The three figures below—the Giro, the Ocho Cortado, and the Colgada—are the bridge between competent social dancing and genuinely expressive tango. Each one teaches a different skill: circular flow, rhythmic sharpness, and shared axis dynamics. Learn them well, and you'll stop just dancing to the music and start dancing with it.
1. The Giro
What it is
The Giro is a circular figure in which the follower travels around the leader in a continuous, spiraling path. It's one of the most beautiful and versatile structures in tango, equally at home in a crowded milonga or an open-floor performance.
Why learn it
Giros train you to manage circular momentum, maintain embrace integrity through rotation, and navigate changing spatial relationships. Once comfortable, you can interrupt, reverse, or decorate the giro almost infinitely.
Prerequisites
- A reliable close embrace
- Clean forward, backward, and side steps
- Basic pivots on the ball of the foot
The breakdown
Leader's path: Think of yourself as the center of a clock face. Your goal is to create space for your partner to orbit around you while you rotate in place.
- Step 1: From the closed embrace, open slightly to your left with a small forward-left step. This invites the follower to step back-right around you.
- Step 2: Pivot on your left foot (approximately 90°) and take a small side step to your right. She steps side-left, continuing the circle.
- Step 3: Pivot again and step back-right. She steps forward-left, now on your left side.
- Step 4: Close or take a small collecting step as she completes her fourth step back-right, returning to your axis.
A complete giro typically takes four or six follower steps, depending on the variation.
Follower's path: You are tracing a square or hexagon around your partner, not a perfect circle. Each step should be around him, not away from him.
- Back-right
- Side-left
- Forward-left
- Forward-right (or collect, depending on the lead)
Keep your upper body quiet and oriented toward your partner.
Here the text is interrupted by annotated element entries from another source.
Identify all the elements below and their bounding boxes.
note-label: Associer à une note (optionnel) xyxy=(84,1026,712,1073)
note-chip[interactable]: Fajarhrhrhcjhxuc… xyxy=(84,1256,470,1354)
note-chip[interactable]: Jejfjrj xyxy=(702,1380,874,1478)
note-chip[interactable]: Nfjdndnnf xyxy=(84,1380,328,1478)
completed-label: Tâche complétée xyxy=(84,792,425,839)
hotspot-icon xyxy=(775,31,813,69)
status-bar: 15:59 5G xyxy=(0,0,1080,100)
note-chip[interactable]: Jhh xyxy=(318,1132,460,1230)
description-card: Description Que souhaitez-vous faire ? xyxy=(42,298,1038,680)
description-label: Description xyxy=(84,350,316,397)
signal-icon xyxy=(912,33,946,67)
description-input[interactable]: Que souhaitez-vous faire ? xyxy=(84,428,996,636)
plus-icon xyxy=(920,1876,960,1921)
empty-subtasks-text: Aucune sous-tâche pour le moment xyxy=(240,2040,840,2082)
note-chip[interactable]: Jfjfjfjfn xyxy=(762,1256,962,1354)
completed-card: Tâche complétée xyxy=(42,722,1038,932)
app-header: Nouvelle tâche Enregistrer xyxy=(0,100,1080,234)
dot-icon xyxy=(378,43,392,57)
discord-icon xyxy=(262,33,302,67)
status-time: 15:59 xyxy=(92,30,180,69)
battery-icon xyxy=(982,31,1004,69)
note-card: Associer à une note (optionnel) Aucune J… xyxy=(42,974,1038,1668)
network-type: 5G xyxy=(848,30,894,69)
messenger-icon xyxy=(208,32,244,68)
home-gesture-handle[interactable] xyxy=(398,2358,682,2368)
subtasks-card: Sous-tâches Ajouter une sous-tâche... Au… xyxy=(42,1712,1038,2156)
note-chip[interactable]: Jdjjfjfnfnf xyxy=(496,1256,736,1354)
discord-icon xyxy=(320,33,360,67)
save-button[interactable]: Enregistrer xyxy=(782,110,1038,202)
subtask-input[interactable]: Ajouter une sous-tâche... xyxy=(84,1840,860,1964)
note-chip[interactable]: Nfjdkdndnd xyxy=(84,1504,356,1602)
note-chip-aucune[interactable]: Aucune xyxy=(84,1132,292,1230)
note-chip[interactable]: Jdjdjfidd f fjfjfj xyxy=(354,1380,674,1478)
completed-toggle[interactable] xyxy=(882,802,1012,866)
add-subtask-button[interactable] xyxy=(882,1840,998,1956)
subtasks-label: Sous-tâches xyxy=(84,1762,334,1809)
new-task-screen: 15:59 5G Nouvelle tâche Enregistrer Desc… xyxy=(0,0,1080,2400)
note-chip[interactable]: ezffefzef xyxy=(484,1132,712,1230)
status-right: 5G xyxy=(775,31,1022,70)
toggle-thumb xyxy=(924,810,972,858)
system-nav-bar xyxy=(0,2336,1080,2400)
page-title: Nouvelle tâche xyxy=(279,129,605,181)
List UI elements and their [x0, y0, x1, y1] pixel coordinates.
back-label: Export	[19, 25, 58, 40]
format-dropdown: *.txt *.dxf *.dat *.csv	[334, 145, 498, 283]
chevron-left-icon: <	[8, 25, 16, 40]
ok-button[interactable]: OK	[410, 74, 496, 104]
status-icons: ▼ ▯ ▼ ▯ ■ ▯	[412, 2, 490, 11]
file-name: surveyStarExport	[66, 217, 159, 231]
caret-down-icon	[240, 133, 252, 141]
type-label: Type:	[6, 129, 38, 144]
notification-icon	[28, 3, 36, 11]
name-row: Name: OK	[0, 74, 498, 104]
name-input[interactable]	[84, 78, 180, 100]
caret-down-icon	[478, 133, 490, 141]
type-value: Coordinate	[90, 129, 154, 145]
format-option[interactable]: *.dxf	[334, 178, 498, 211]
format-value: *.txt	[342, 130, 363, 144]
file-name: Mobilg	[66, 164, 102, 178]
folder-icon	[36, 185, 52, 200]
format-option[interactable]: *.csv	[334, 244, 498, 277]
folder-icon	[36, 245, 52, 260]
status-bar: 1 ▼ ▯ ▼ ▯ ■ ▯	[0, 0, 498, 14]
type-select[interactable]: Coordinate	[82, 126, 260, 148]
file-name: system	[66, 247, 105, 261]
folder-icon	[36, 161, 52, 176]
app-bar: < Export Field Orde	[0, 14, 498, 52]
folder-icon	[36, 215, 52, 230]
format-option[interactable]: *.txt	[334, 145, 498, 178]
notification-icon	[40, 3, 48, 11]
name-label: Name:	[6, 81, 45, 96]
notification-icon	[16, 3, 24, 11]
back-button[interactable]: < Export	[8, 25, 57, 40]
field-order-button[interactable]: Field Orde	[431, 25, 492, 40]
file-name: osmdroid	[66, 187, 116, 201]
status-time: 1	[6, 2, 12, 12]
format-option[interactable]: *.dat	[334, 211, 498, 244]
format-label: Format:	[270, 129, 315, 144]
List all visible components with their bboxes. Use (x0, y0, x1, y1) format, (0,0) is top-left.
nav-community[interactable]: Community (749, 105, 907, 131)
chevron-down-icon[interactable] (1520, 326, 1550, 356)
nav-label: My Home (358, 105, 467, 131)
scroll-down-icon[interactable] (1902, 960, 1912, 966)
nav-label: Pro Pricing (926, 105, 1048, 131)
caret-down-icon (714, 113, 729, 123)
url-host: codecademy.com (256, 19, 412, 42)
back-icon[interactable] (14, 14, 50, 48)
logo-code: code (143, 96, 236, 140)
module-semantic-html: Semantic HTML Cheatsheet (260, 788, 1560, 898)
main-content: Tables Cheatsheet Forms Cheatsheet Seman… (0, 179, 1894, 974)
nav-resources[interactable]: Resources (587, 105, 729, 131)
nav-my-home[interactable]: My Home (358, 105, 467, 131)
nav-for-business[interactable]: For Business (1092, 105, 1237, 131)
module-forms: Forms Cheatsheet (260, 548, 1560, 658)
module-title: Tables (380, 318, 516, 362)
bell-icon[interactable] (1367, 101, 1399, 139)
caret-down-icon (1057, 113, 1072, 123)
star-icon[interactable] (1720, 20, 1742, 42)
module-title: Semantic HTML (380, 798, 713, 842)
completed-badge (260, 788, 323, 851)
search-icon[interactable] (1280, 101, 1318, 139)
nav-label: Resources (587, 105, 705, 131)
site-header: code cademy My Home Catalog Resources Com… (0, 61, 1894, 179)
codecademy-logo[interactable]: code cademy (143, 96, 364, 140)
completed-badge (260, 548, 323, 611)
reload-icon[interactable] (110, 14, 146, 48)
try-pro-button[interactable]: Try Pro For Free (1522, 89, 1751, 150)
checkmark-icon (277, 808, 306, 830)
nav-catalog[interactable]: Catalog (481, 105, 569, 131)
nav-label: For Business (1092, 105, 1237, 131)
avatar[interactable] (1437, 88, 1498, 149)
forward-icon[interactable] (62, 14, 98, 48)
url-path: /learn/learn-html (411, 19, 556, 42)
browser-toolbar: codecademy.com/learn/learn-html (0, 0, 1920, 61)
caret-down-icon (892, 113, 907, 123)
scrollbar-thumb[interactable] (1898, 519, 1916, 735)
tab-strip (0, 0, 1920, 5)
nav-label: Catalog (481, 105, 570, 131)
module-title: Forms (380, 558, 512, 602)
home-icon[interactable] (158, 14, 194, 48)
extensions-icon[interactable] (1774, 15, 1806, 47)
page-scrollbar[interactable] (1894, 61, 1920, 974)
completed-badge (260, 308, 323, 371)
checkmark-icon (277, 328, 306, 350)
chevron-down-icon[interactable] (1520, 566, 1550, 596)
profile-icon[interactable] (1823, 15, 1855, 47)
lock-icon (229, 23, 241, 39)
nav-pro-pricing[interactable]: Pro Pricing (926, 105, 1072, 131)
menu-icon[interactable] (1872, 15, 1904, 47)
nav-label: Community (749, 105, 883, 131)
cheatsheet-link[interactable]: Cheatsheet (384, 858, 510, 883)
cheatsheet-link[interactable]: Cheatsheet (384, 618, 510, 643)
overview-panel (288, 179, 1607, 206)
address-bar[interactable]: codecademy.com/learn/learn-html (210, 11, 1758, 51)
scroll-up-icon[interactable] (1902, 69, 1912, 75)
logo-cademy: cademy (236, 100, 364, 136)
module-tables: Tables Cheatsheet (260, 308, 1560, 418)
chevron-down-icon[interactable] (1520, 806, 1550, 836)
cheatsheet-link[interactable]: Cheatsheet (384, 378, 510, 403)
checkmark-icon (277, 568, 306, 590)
Let your hips and legs do the traveling.
Common mistakes
- Leader: Traveling too much. If you drift from your axis, the follower has to chase you and the circle collapses.
- Follower: Over-rotating the upper body on each step. This disengages the embrace and makes the next step harder to lead.
Pro tip
Try leading a giro to a sustained violin phrase, then abruptly stop it with a parada (foot stop) on the next strong beat. The contrast between flowing rotation and sudden stillness is pure tango drama.
2. The Ocho Cortado
What it is
Ocho Cortado literally means "cut ocho." The leader initiates a forward ocho for the follower, then interrupts her momentum mid-figure, pivots, and redirects her into a backward ocho. The result is a compact, syncopated change of direction that feels like a musical exclamation point.
Why learn it
This is the ultimate small-space figure. It works on crowded floors, fits beautifully into rhythmic or syncopated passages, and gives leaders a reliable tool for musical expression when forward progression isn't possible.
Prerequisites
- Comfortable forward and backward ochos in close embrace
- Clean collection and pivot technique
- Ability to lead and follow changes of weight through the torso, not the arms
The breakdown
Leader:
- Initiate a standard forward ocho for your partner. She takes her first back step to your right.
- As she begins her second step (forward-left across your path), stop her momentum with a subtle pressure change in your embrace—not a push, but a grounded, torso-based pause.
- Pivot approximately 180° on your standing leg (your left foot, if you started traditionally). Your chest rotation tells her which way to go next.
- Release the pause and invite a backward ocho in the new direction.
Follower:
- Dance the first half of the forward ocho normally.
- When you feel the lead freeze your free leg, collect your feet under your hips and wait. Do not guess the next direction.
- Once you feel his chest rotate, let that rotation guide your first backward step. Your pivot happens after the collection, not before.